Spettacolo creato insieme alla cantautrice e polistrumentista strumentista Erin McKeown assai nota degli ambienti del popo americano, interpretato da Daphne Rubin-Vega, e Gizel Jiménez, attrici impegnate in diverse produzioni televisive, quali Law and Order e Sex and the City e presenze attive nel mondo teatrale di Broadway.
Accanto alle due protagoniste, il cast presenta un collettivo di otto persone che rappresentano la diversità dell'America,che comprende un avvocato, donna bianca, che patrocinia la causa della migrante, la responsabile dell'ufficio emigrazione, afroamericana, assistente sociale, due gay bianchi anziani motociclisti, un poliziotto di confine, cinese, un latinoamericano che si mette a disposizione delle due donne per guidarle in questo loro viaggio.
Spazio scenico pressocchè vuoto, con un piccolo gruppo musicale sullo sfondo un allestimento costituito da un tavolo, due sedie e altri pochi oggetti che vengono portati in scena dagli stessi attori, un buon gioco di luci ricreano gli ambienti della vicenda. Si tratta una storia fatta essenzialmente a due dove gli inserti musicali su basi ritmiche jazz, afro, latina, insieme a melodie nostalgiche, fungono da monologhi e duetti d'assieme.
Presentato in anteprima agli studenti delle scuole che hanno un'alta percentuale di genitori immigrati l'autrice stessa, Quiara Alegría Hudes ha appositamente invitato un gruppo di studenti delle scuole superiori dello Stato di Washington, attivi nel Migrant Leaders Club, promuovendo una sottoscrizione per portarli a New York per farli assistere allo spettacolo.
"Sarebbe magnifico," ha ribattuto il regista deBessonet, "che venissero anche alcuni senatori" in una nota di polemica contro le attuali restrizioni introdotte dal governo Trump.

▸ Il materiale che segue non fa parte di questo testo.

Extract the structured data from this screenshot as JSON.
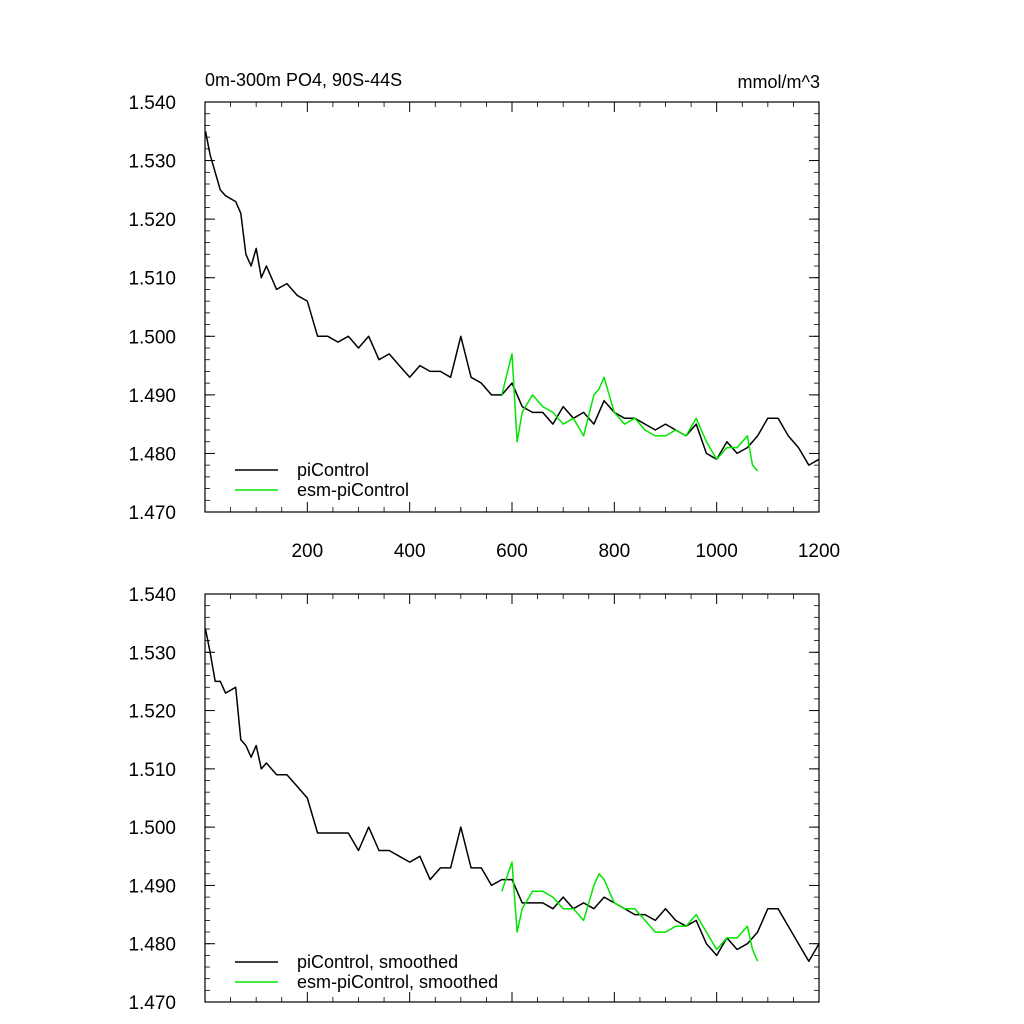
{
  "chart_data": [
    {
      "type": "line",
      "title": "0m-300m PO4, 90S-44S",
      "units": "mmol/m^3",
      "xlabel": "",
      "ylabel": "",
      "xlim": [
        0,
        1200
      ],
      "ylim": [
        1.47,
        1.54
      ],
      "xticks": [
        200,
        400,
        600,
        800,
        1000,
        1200
      ],
      "xtick_labels": [
        "200",
        "400",
        "600",
        "800",
        "1000",
        "1200"
      ],
      "yticks": [
        1.47,
        1.48,
        1.49,
        1.5,
        1.51,
        1.52,
        1.53,
        1.54
      ],
      "ytick_labels": [
        "1.470",
        "1.480",
        "1.490",
        "1.500",
        "1.510",
        "1.520",
        "1.530",
        "1.540"
      ],
      "grid": false,
      "legend_position": "bottom-left",
      "series": [
        {
          "name": "piControl",
          "color": "#000000",
          "x": [
            1,
            10,
            20,
            30,
            40,
            60,
            70,
            80,
            90,
            100,
            110,
            120,
            140,
            160,
            180,
            200,
            220,
            240,
            260,
            280,
            300,
            320,
            340,
            360,
            380,
            400,
            420,
            440,
            460,
            480,
            500,
            520,
            540,
            560,
            580,
            600,
            620,
            640,
            660,
            680,
            700,
            720,
            740,
            760,
            780,
            800,
            820,
            840,
            860,
            880,
            900,
            920,
            940,
            960,
            980,
            1000,
            1020,
            1040,
            1060,
            1080,
            1100,
            1120,
            1140,
            1160,
            1180,
            1200
          ],
          "y": [
            1.535,
            1.531,
            1.528,
            1.525,
            1.524,
            1.523,
            1.521,
            1.514,
            1.512,
            1.515,
            1.51,
            1.512,
            1.508,
            1.509,
            1.507,
            1.506,
            1.5,
            1.5,
            1.499,
            1.5,
            1.498,
            1.5,
            1.496,
            1.497,
            1.495,
            1.493,
            1.495,
            1.494,
            1.494,
            1.493,
            1.5,
            1.493,
            1.492,
            1.49,
            1.49,
            1.492,
            1.488,
            1.487,
            1.487,
            1.485,
            1.488,
            1.486,
            1.487,
            1.485,
            1.489,
            1.487,
            1.486,
            1.486,
            1.485,
            1.484,
            1.485,
            1.484,
            1.483,
            1.485,
            1.48,
            1.479,
            1.482,
            1.48,
            1.481,
            1.483,
            1.486,
            1.486,
            1.483,
            1.481,
            1.478,
            1.479
          ]
        },
        {
          "name": "esm-piControl",
          "color": "#00e600",
          "x": [
            580,
            600,
            610,
            620,
            640,
            660,
            680,
            700,
            720,
            740,
            760,
            770,
            780,
            790,
            800,
            820,
            840,
            860,
            880,
            900,
            920,
            940,
            960,
            980,
            1000,
            1020,
            1040,
            1060,
            1070,
            1080
          ],
          "y": [
            1.49,
            1.497,
            1.482,
            1.487,
            1.49,
            1.488,
            1.487,
            1.485,
            1.486,
            1.483,
            1.49,
            1.491,
            1.493,
            1.49,
            1.487,
            1.485,
            1.486,
            1.484,
            1.483,
            1.483,
            1.484,
            1.483,
            1.486,
            1.482,
            1.479,
            1.481,
            1.481,
            1.483,
            1.478,
            1.477
          ]
        }
      ]
    },
    {
      "type": "line",
      "title": "",
      "xlabel": "",
      "ylabel": "",
      "xlim": [
        0,
        1200
      ],
      "ylim": [
        1.47,
        1.54
      ],
      "yticks": [
        1.47,
        1.48,
        1.49,
        1.5,
        1.51,
        1.52,
        1.53,
        1.54
      ],
      "ytick_labels": [
        "1.470",
        "1.480",
        "1.490",
        "1.500",
        "1.510",
        "1.520",
        "1.530",
        "1.540"
      ],
      "grid": false,
      "legend_position": "bottom-left",
      "series": [
        {
          "name": "piControl, smoothed",
          "color": "#000000",
          "x": [
            1,
            10,
            20,
            30,
            40,
            60,
            70,
            80,
            90,
            100,
            110,
            120,
            140,
            160,
            180,
            200,
            220,
            240,
            260,
            280,
            300,
            320,
            340,
            360,
            380,
            400,
            420,
            440,
            460,
            480,
            500,
            520,
            540,
            560,
            580,
            600,
            620,
            640,
            660,
            680,
            700,
            720,
            740,
            760,
            780,
            800,
            820,
            840,
            860,
            880,
            900,
            920,
            940,
            960,
            980,
            1000,
            1020,
            1040,
            1060,
            1080,
            1100,
            1120,
            1140,
            1160,
            1180,
            1200
          ],
          "y": [
            1.534,
            1.53,
            1.525,
            1.525,
            1.523,
            1.524,
            1.515,
            1.514,
            1.512,
            1.514,
            1.51,
            1.511,
            1.509,
            1.509,
            1.507,
            1.505,
            1.499,
            1.499,
            1.499,
            1.499,
            1.496,
            1.5,
            1.496,
            1.496,
            1.495,
            1.494,
            1.495,
            1.491,
            1.493,
            1.493,
            1.5,
            1.493,
            1.493,
            1.49,
            1.491,
            1.491,
            1.487,
            1.487,
            1.487,
            1.486,
            1.488,
            1.486,
            1.487,
            1.486,
            1.488,
            1.487,
            1.486,
            1.485,
            1.485,
            1.484,
            1.486,
            1.484,
            1.483,
            1.484,
            1.48,
            1.478,
            1.481,
            1.479,
            1.48,
            1.482,
            1.486,
            1.486,
            1.483,
            1.48,
            1.477,
            1.48
          ]
        },
        {
          "name": "esm-piControl, smoothed",
          "color": "#00e600",
          "x": [
            580,
            600,
            610,
            620,
            640,
            660,
            680,
            700,
            720,
            740,
            760,
            770,
            780,
            790,
            800,
            820,
            840,
            860,
            880,
            900,
            920,
            940,
            960,
            980,
            1000,
            1020,
            1040,
            1060,
            1070,
            1080
          ],
          "y": [
            1.489,
            1.494,
            1.482,
            1.486,
            1.489,
            1.489,
            1.488,
            1.486,
            1.486,
            1.484,
            1.49,
            1.492,
            1.491,
            1.489,
            1.487,
            1.486,
            1.486,
            1.484,
            1.482,
            1.482,
            1.483,
            1.483,
            1.485,
            1.482,
            1.479,
            1.481,
            1.481,
            1.483,
            1.479,
            1.477
          ]
        }
      ]
    }
  ]
}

Durante la preparazione la compagnia teatrale ha visitato la zona dove il muro di confine messicano che divide San Diego negli USA dalla cittadina messicana di Tijuana , esperienza toccante nel vedere famiglie separate che si toccavano le dita attraverso il recinto fatto che ha indotto una profonda revisione nella messinscena da parte degli attori.
Per molte comunità latino americane l'immigrazione è una questione di sopravvivenza e di lotta sociale, per altri gruppi "Latinos" come per i portoricani una questione invece di distinguo e di conservazione di privilegi, data la situazione di Portorico come territorio USA.
Una realizzazione che nell'ambito teatrale newyorkese sta facendo discutere per il coraggio di una proposta che è insieme reportage e denuncia sociale.